Obama told the Jewish leaders on April 16 that many of the concerns raised about him have been generated by “scurrilous e-mails,” as well as by the fact that his middle name is Hussein and that he is an African American in an era of strained relations between the black and Jewish communities on some issues.
“I just want to emphasize I guess what’s in my heart, which is that my ties to the Jewish community are not political,” he said. “There’s a kinship and a sense of shared commitments that pre-dates my politics and will extend beyond this particular election.”
Clinton’s victory on Tuesday, while not doing much to break into Obama’s lead in votes and pledged delegates, will nevertheless enable her to persevere at least through the next round of primary contests.

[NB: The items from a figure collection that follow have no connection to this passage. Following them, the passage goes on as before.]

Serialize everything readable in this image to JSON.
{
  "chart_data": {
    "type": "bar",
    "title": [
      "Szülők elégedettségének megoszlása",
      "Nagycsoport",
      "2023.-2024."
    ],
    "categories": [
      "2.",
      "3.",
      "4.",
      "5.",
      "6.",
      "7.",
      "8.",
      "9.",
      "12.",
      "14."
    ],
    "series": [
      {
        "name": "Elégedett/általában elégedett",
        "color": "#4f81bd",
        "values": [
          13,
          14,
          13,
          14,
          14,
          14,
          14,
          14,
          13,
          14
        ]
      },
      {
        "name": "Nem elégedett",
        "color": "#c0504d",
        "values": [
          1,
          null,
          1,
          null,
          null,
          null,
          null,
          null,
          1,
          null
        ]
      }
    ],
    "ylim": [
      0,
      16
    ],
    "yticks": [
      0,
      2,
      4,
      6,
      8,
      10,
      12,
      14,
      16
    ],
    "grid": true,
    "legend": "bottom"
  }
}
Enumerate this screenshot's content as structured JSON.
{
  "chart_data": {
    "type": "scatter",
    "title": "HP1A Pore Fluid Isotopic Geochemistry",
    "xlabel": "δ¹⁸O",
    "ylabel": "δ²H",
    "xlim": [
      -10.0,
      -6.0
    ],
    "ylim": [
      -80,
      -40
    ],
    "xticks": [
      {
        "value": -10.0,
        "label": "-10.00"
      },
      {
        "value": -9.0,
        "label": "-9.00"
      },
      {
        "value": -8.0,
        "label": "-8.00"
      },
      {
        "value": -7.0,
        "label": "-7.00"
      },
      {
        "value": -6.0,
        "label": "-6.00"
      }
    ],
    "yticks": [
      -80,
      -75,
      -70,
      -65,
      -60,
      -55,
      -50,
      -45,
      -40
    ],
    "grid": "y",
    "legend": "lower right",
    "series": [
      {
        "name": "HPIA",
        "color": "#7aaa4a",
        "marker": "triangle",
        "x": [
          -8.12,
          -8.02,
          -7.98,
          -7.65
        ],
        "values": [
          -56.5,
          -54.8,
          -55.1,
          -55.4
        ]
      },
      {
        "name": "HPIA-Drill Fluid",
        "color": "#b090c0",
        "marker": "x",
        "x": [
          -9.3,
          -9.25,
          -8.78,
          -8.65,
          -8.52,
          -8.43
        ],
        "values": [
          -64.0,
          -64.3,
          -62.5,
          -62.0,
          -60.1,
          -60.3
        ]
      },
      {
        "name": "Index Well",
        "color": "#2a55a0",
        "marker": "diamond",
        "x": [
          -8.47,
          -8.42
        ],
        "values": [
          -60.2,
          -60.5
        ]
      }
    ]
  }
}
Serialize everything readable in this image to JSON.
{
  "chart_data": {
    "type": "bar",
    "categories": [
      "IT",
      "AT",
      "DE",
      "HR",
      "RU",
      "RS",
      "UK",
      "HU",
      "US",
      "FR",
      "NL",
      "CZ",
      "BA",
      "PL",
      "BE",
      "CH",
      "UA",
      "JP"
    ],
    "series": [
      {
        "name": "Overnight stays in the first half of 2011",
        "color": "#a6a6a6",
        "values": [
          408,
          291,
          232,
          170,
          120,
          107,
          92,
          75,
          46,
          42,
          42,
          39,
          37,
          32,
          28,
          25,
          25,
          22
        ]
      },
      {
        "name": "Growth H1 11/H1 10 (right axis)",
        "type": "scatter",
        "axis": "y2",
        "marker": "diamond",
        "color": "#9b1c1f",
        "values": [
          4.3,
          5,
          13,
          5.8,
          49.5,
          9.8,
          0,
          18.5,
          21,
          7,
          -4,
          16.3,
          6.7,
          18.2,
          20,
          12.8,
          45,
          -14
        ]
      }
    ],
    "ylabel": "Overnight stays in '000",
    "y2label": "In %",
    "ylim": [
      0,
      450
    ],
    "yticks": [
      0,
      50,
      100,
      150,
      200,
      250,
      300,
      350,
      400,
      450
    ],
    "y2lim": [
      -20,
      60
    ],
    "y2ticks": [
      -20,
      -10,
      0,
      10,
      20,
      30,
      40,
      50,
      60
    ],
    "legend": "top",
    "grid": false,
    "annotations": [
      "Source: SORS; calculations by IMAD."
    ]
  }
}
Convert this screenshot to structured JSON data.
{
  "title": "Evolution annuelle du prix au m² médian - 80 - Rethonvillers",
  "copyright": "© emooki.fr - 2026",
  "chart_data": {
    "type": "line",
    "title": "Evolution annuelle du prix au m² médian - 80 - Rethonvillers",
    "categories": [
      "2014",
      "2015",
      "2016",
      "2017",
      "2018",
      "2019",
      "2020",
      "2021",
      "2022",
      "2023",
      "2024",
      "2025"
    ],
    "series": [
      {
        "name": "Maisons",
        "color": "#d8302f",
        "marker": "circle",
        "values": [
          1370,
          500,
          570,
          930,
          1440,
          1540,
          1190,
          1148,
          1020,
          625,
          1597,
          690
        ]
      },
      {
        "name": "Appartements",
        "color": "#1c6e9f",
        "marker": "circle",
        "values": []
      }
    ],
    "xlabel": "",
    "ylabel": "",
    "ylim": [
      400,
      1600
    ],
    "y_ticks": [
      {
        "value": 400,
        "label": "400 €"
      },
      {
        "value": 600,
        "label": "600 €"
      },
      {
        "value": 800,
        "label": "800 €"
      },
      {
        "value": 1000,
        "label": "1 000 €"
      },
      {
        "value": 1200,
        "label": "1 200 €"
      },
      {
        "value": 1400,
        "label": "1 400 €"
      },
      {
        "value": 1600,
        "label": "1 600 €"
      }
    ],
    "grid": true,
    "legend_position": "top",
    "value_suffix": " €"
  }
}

Indiana and North Carolina will hold their primaries May 6.
But the continuing uncertainty surrounding the Democratic nomination battle has begun to worry some activists, who caution it may harm the party in November in the general election against the presumptive Republican candidate, U.S. Sen. John McCain (R-Ariz.).
“The main issue among all Jewish Democrats is a sense of coming together for November,” Sheerr told JTA. “I think there’s a tremendous amount of concern about healing within the party no matter what happens and an attempt to keep our eye on the ball, which is beating McCain.”